Wow. There’s a lot of talk going on on Twitter right now about the ‘real’ story behind #agchat. Some people have this idea that the AgChat Foundation and #agchat conversations are sponsored by ‘Big Ag’ (whatever the heck that is) as a way to get their products and self-enhancing messages out. First off, I’d like to say that the AgChat Foundation is a non-profit organization that runs off the donations of anyone who wants to support their mission and the work of some AMAZING volunteers. Secondly, I’d like to ask this:
Now, I know you’re probably like, ‘Huh? What do you mean ‘Who cares?” This is what I mean: Agricultural businesses of many different sectors support lots of different not-for-profit organizations. Syngenta, Monsanto, Tyson, and Cargill are just a few organizations that are supporters of things like FFA, 4-H, and the student activities of the National Agri-Marketing Association. These businesses give their money to non-profits because they care about the cause and purposes of these things. There are youth in each of these organizations who present, learn, and talk about things other than conventionally raised crops and livestock. However, it is about the larger goal. Supporters know that these organizations teach youth the skills needed to be strong and valued employees and contributors in agriculture.
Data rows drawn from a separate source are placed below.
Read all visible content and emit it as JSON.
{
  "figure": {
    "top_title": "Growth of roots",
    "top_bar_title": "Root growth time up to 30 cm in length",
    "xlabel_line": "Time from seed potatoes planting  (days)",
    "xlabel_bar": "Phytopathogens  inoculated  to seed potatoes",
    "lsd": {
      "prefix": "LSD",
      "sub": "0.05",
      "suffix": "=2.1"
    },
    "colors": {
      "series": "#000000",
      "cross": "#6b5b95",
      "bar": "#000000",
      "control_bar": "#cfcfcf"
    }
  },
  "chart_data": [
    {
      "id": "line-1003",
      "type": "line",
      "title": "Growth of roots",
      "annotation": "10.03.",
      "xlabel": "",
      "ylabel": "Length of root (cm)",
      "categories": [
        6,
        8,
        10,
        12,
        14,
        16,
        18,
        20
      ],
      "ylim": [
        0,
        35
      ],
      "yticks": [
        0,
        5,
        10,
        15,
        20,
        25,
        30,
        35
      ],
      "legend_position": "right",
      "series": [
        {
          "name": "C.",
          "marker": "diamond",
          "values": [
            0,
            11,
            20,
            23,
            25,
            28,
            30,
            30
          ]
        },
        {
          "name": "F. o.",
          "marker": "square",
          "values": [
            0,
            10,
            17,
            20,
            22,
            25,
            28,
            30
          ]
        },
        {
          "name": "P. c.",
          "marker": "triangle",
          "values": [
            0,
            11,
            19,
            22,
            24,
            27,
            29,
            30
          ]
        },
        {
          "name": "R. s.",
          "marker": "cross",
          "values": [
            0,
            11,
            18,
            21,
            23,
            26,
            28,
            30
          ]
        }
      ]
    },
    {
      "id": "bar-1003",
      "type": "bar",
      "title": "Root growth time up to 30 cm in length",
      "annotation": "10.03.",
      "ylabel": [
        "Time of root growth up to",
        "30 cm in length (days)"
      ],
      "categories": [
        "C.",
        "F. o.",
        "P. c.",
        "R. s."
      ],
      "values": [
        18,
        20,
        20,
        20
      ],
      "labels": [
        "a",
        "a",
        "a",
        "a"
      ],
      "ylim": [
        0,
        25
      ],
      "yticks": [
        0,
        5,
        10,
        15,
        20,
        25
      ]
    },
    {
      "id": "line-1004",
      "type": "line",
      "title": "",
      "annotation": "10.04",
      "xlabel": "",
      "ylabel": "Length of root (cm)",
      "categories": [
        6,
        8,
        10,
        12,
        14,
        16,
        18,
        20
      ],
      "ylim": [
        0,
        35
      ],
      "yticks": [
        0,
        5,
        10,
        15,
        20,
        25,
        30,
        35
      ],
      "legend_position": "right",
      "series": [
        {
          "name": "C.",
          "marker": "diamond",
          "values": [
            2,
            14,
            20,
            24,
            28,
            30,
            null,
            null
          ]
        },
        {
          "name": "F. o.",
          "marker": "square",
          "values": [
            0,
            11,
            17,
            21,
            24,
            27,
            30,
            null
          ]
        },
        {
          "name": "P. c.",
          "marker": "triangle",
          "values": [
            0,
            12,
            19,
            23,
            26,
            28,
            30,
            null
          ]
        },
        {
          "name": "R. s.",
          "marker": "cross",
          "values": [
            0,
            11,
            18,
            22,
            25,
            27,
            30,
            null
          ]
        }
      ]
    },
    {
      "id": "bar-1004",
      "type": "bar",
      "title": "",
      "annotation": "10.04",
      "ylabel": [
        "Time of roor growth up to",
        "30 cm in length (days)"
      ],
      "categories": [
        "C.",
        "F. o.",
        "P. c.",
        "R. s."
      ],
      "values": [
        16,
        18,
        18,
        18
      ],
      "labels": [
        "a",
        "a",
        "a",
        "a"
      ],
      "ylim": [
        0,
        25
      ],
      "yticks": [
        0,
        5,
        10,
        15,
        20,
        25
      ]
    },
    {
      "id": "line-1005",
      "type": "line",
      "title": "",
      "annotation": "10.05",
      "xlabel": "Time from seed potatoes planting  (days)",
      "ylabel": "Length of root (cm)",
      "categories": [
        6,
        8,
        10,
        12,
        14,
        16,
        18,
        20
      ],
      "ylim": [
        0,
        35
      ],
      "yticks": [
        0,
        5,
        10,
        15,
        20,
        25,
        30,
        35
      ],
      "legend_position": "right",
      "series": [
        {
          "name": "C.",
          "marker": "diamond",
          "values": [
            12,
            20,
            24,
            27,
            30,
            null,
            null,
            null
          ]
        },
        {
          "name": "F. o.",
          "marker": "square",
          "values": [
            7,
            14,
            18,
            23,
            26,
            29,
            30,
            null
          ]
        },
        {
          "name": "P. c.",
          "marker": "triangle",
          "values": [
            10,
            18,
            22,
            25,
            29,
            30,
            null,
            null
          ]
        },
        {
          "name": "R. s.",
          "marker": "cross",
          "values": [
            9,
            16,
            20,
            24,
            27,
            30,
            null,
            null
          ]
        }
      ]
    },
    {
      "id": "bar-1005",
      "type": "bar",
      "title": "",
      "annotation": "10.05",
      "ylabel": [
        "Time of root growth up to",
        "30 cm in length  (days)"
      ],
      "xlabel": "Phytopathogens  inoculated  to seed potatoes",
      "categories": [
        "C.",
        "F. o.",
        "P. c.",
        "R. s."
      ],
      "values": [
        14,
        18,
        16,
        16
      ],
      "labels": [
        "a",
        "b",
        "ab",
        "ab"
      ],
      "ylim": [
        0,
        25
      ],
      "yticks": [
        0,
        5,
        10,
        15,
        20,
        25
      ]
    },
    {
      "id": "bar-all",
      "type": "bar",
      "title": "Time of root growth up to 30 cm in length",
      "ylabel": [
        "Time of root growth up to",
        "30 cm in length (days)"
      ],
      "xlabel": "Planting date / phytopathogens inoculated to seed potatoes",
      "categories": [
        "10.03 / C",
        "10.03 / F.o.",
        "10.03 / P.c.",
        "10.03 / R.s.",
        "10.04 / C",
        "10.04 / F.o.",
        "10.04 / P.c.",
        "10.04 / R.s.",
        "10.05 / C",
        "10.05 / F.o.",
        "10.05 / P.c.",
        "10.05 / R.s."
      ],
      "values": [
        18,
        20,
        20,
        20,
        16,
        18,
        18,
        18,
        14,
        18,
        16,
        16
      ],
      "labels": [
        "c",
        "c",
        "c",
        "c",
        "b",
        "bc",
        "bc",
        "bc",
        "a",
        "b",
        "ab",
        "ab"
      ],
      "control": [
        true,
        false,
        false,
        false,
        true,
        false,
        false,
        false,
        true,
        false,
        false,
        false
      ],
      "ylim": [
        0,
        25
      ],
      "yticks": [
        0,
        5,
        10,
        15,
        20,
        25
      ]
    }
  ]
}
To bring it back to the AgChat Foundation–I don’t know that there are any corporate sponsors of the Foundation yet, but if there were I wouldn’t care who they were one bit. Sponsors would be supporting the organization’s mission–Empower farmers and ranchers to connect communities through social media platforms. Not conventional farmers only. Not communities who only eat organic. Not platforms that are approved by our sponsors only. Every farmer, every rancher, every community, talking about every platform. That is what a sponsor who gives to the AgChat Foundation would be supporting.
Now, I won’t say that a company like Monsanto or Cargill wouldn’t be getting a little advertising out of their sponsorship. Of course they would–it’s lip-service and brand recognition. However, there are a lot of places a multi-million dollar business could get those things. They don’t have to support a bunch of farmers on Twitter to do so.
As I finish up, I would like to say thank-you to everyone who has volunteered their time to making the AgChat Foundation a reality. Your hard work and dedication has not gone unnoticed. I am so excited to meet you all in August and to see the good work that I’m sure will come from you never-ending passions in the future.